IT’S NO SECRET that the last of the old-school Land Rover Defenders to roll off the production line in 2016 was remarkably similar in design and concept to the original Land Rover launched in 1948. Other than the obvious styling similarities, both had a basic separate chassis with a steel bulkhead, mostly aluminium body panels and live-axle suspension, albeit with leaf springs early on and coils in the later County and Defender years.
Later-model Defenders had advanced turbo-diesel engines, but, other than that, development over 68 years moved at a slow pace, until the recent launch of the all-new model at this year’s Frankfurt Motor Show.
The new Defender is undoubtedly a technological tour de force, but how did a company like Land Rover, with such a large range of modern 4x4s – Discovery, Range Rover, RR Velar and RR Evoque – manage to let the Defender simply plod along for so long? And then allow the nameplate to be absent from the market for nearly four years?

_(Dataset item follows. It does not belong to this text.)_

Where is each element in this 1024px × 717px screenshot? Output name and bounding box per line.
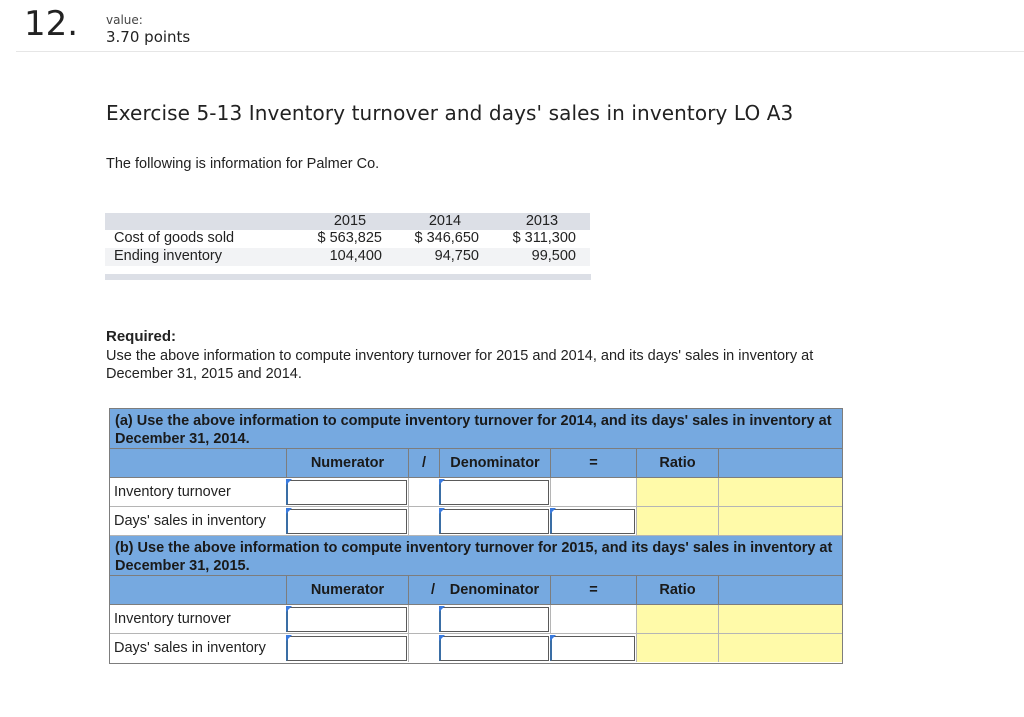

WE ALL know the old Defender can trace its roots back to the original Land Rover that was unveiled at the Amsterdam Motor Show in 1948. This was developed into the Land Rover Series I, which immediately found immense sales success thanks to its unequalled versatility. In fact, the Land Rover went on to become a British manufacturing success story that far exceeded initial expectations. In the first year of production, a total of 3048 Land Rovers were made, then 8000 in 1949 and 16,000 in 1950.
To cut a long story short, the Series I was replaced by the Series II in 1958, followed by the Series IIA in 1961 and the Series III in 1971, and by 1976, one million Land Rovers had been produced; many of those in overseas plants including Australia, which was the first country outside of England to manufacture Land Rovers.

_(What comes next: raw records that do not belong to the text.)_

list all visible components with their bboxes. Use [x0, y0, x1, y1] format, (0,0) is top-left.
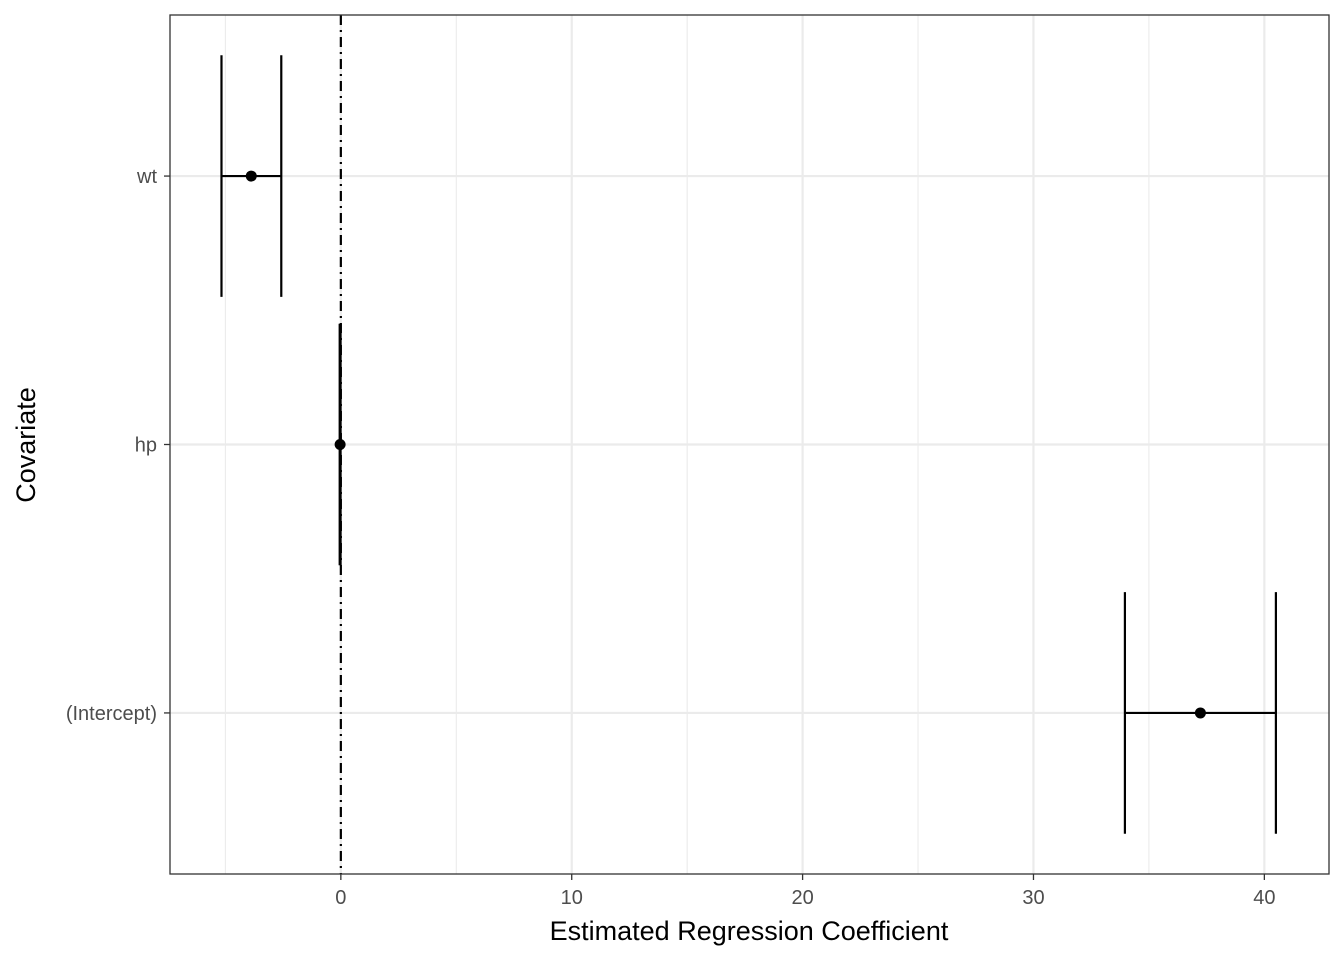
x-axis-ticks: 0 10 20 30 40: [335, 874, 1275, 909]
x-tick-label: 20: [791, 887, 813, 909]
estimate-point: [1194, 707, 1206, 719]
x-tick-label: 30: [1022, 887, 1044, 909]
y-axis-ticks: (Intercept) hp wt: [66, 166, 170, 725]
x-tick-label: 10: [561, 887, 583, 909]
y-tick-label: wt: [136, 166, 157, 188]
y-tick-label: hp: [135, 435, 157, 457]
x-axis-title: Estimated Regression Coefficient: [550, 916, 949, 946]
x-tick-label: 0: [335, 887, 346, 909]
y-tick-label: (Intercept): [66, 703, 157, 725]
x-tick-label: 40: [1253, 887, 1275, 909]
error-bars: [220, 55, 1277, 834]
errorbar-wt: [220, 55, 283, 297]
y-axis-title: Covariate: [11, 387, 41, 503]
estimate-point: [334, 439, 346, 450]
estimate-point: [245, 170, 257, 182]
errorbar-intercept: [1123, 592, 1277, 834]
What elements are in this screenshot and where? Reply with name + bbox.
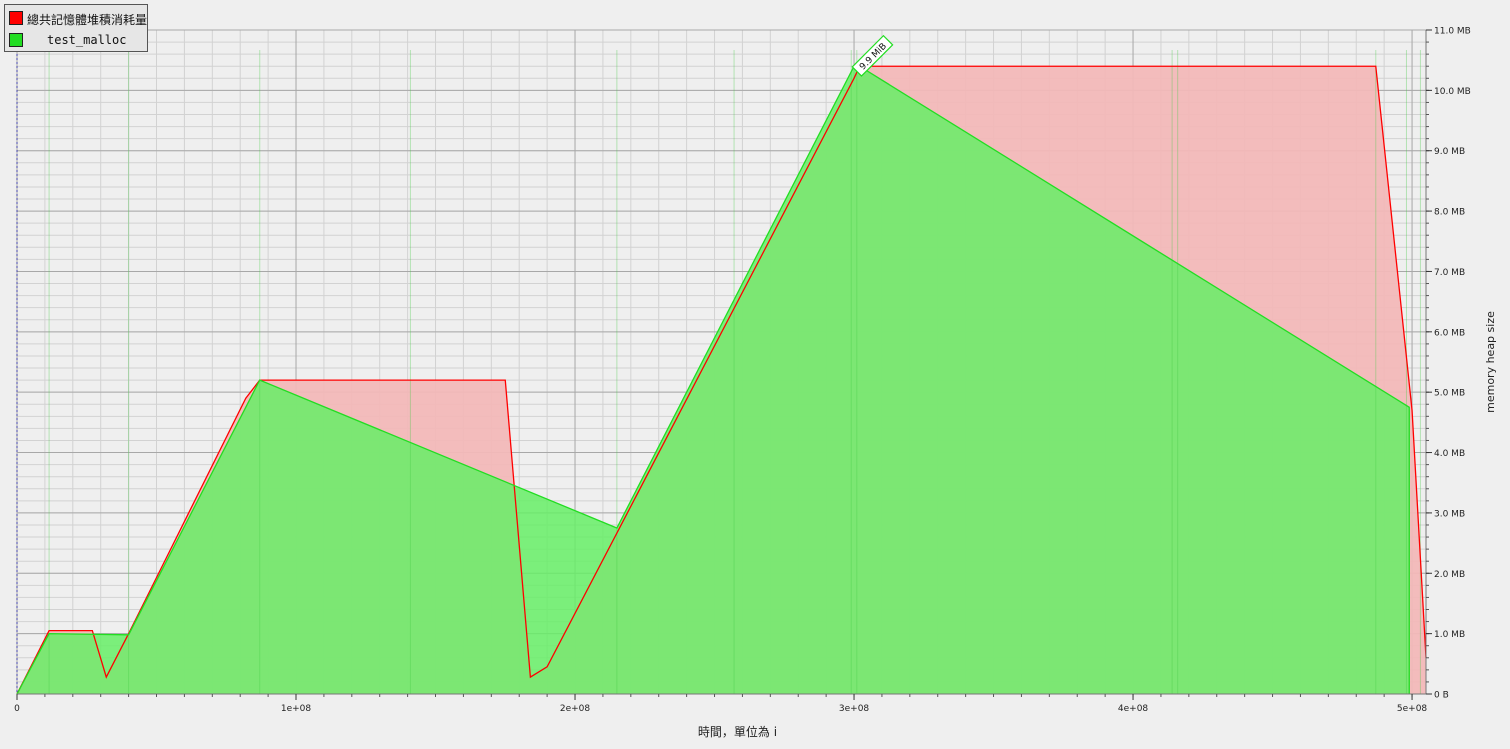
- series-line-0: [16, 65, 1427, 695]
- legend-swatch-test-malloc: [9, 33, 23, 47]
- y-tick-label: 6.0 MB: [1434, 328, 1465, 338]
- legend-label-test-malloc: test_malloc: [47, 33, 127, 47]
- x-tick-label: 1e+08: [281, 704, 312, 714]
- y-tick-label: 7.0 MB: [1434, 268, 1465, 278]
- x-tick-label: 5e+08: [1397, 704, 1428, 714]
- y-tick-label: 10.0 MB: [1434, 87, 1471, 97]
- legend-item-total: 總共記憶體堆積消耗量: [7, 9, 147, 29]
- legend-label-total: 總共記憶體堆積消耗量: [27, 13, 148, 27]
- peak-annotation-box: [851, 34, 894, 77]
- y-tick-label: 4.0 MB: [1434, 449, 1465, 459]
- series-area-1: [17, 66, 1410, 694]
- legend-item-test-malloc: test_malloc: [7, 31, 147, 51]
- y-tick-label: 5.0 MB: [1434, 389, 1465, 399]
- series-line-1: [16, 65, 1410, 695]
- x-tick-label: 4e+08: [1118, 704, 1149, 714]
- x-tick-label: 2e+08: [560, 704, 591, 714]
- y-axis-label: memory heap size: [1484, 311, 1497, 413]
- legend-swatch-total: [9, 11, 23, 25]
- legend: 總共記憶體堆積消耗量 test_malloc: [4, 4, 148, 52]
- y-tick-label: 2.0 MB: [1434, 570, 1465, 580]
- y-tick-label: 1.0 MB: [1434, 630, 1465, 640]
- x-tick-label: 0: [14, 704, 20, 714]
- y-tick-label: 8.0 MB: [1434, 208, 1465, 218]
- y-tick-label: 9.0 MB: [1434, 147, 1465, 157]
- y-tick-label: 11.0 MB: [1434, 27, 1471, 37]
- y-tick-label: 0 B: [1434, 691, 1449, 701]
- x-axis-label: 時間，單位為 i: [698, 724, 777, 739]
- y-tick-label: 3.0 MB: [1434, 509, 1465, 519]
- x-tick-label: 3e+08: [839, 704, 870, 714]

As early as 1975, Land Rover knew that a replacement for the Series III was needed, and it toyed with the idea of a new pick-up based on the Range Rover’s body-style, called the SD5 project, but limited budgets put the brakes on its development.
“In the post ’70s, there wasn’t terribly much money available for development of a new vehicle,” explains Mike Bishop, Land Rover Classic Product Specialist.
“They knew that they really had to make a new vehicle (the SD5 project) but they didn’t,” continues Mike. “If circumstances had been different, you know, if they had launched an all-new vehicle instead of the 110, that looked a little bit like a Range Rover, but a pick-up, what you’d probably have now is a vehicle [Defender] which is very, very similar to everybody else.”